A Coptic female student, Feryal Suriyal Habib, at Sheikh Fadl Secondary School in Beni-Mazar, Minya, in Upper Egypt,
WATANI International
26 September 2011
A Coptic female student, Feryal Suriyal Habib, at Sheikh Fadl Secondary School in Beni-Mazar, Minya, in Upper Egypt, was banned from entering her school for the eighth day in succession, on grounds that she was refusing to cover her head with a scarf as a veil or hijab. The school social worker would not let Habib in, and described her uncovered hair as immoral. When Habib’s father went to school to protest the decision to ban his daughter, a discussion ensued and the school administration filed a claim of libel and insult against Mr Habib. Mr Habib, on his part, filed a formal complaint to Beni-Mazar prosecution, in which he noted that the school was embracing an extremist line of conduct, and had overstepped its lawful prerogative in forcing a non-Muslim woman to observe an Islamic dress code.
Wagdy Halfa, Habib’s lawyer, said the school administration had warned the Christian students at the beginning of the school year that they should cover their hair with a hijab-like covering. The other Coptic girls complied, but Habib and her family saw the order as an infringement on personal freedom and refused to comply with what they considered to be a move of forced Islamisation.
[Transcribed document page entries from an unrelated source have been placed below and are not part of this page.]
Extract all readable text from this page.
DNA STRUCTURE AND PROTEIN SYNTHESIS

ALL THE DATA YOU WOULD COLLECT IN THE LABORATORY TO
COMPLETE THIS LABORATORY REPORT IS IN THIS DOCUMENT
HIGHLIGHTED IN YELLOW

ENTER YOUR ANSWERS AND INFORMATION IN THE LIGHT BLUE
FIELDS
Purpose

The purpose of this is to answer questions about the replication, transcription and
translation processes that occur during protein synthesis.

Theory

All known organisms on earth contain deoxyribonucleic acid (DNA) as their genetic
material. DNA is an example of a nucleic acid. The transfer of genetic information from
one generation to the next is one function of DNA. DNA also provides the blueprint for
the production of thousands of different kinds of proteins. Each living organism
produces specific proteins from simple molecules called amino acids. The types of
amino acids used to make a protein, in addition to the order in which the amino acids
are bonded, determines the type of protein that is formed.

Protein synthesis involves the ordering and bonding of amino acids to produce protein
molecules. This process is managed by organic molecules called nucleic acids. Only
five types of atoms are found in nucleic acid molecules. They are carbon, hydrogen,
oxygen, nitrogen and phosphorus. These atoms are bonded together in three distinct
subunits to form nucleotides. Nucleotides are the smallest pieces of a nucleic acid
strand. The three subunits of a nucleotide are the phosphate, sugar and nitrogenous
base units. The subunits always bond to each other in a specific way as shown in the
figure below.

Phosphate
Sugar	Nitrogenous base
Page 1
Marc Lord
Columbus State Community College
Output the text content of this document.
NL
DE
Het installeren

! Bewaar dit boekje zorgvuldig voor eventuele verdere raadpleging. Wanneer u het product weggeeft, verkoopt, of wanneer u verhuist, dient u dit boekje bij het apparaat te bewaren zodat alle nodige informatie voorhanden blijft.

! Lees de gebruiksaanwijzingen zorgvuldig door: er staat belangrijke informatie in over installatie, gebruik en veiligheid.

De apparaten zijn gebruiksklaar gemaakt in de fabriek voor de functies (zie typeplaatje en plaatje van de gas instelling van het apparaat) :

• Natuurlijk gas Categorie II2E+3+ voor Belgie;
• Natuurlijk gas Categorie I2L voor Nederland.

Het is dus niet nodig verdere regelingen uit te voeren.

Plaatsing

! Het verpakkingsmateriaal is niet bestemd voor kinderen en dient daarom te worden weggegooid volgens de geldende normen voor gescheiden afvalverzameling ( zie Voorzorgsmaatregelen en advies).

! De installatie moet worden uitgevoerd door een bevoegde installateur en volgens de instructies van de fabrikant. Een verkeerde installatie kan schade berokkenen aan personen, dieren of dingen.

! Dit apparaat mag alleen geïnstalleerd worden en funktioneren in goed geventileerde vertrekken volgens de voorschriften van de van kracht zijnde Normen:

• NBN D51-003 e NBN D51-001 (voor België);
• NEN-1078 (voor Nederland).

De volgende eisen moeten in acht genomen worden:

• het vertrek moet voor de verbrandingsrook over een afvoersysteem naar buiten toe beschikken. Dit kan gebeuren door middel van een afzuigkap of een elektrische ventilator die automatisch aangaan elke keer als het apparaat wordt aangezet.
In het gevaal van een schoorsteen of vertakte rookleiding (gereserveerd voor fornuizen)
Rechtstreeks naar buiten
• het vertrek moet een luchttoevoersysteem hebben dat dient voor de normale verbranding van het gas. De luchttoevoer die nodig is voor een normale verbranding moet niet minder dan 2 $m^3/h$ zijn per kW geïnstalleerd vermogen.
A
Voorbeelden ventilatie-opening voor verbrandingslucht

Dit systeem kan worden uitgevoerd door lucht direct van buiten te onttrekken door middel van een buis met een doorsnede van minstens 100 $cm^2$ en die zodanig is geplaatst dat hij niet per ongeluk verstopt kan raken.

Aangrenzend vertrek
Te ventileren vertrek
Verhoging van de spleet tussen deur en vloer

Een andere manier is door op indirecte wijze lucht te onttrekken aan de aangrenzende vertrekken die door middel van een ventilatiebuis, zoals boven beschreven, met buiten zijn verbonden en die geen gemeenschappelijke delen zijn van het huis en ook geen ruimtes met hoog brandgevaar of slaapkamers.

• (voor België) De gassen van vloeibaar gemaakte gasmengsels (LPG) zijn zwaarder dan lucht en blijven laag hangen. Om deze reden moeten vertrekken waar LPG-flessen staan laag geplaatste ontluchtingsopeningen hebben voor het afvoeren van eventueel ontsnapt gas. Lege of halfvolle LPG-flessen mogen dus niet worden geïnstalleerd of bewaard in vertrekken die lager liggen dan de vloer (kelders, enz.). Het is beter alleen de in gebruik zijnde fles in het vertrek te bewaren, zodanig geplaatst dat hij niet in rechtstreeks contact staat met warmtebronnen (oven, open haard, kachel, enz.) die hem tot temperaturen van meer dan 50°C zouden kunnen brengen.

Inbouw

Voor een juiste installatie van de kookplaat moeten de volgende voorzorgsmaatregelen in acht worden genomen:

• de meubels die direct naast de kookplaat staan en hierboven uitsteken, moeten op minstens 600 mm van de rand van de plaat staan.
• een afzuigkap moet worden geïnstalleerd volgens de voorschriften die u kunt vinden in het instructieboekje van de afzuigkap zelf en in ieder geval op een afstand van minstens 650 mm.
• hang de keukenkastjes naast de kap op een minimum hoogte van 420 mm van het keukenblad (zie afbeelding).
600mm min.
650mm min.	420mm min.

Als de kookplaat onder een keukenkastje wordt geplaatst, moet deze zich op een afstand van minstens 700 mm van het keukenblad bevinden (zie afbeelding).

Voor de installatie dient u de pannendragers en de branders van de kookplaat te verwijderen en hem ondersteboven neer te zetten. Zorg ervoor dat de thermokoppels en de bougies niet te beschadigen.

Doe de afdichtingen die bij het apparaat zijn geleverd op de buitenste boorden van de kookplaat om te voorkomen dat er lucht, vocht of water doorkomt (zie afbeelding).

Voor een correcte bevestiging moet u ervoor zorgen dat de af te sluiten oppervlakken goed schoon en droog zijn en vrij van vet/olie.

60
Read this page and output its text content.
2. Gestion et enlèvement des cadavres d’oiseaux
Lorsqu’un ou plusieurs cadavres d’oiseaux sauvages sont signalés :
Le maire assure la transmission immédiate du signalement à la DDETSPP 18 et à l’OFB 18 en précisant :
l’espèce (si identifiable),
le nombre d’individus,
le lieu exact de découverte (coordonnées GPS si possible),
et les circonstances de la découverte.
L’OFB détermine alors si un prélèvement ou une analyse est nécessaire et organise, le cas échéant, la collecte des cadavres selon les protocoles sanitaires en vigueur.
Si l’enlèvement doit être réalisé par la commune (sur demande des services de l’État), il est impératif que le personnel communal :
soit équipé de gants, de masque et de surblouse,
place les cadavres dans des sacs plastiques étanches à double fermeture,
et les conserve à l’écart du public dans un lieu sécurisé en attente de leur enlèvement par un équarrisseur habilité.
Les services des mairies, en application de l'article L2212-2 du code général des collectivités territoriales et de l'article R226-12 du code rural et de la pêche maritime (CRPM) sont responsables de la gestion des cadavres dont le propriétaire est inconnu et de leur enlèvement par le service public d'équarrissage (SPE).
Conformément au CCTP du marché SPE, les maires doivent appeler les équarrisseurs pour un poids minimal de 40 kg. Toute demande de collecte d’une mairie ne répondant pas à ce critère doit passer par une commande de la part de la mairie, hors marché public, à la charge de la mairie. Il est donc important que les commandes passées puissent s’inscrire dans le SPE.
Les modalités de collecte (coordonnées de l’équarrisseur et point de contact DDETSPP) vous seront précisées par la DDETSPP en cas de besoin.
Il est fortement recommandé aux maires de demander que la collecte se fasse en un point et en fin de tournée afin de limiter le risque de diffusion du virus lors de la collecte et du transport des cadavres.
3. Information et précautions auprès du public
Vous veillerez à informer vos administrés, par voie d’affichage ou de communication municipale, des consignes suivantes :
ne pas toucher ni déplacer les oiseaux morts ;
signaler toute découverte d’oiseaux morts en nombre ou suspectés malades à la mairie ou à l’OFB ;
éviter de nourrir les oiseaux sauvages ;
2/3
Mr Halfa commented that the Islamist current is marching full speed ahead in schools. A similar incident, occurred in a girls’ school in Ayyat, Giza, last year but the Education Ministry took action against the school administration. “Coptic girls should not be forced to wear Islamic dress,” he said. “We wouldn’t like forced Islamisation to spread like a virus in other schools.”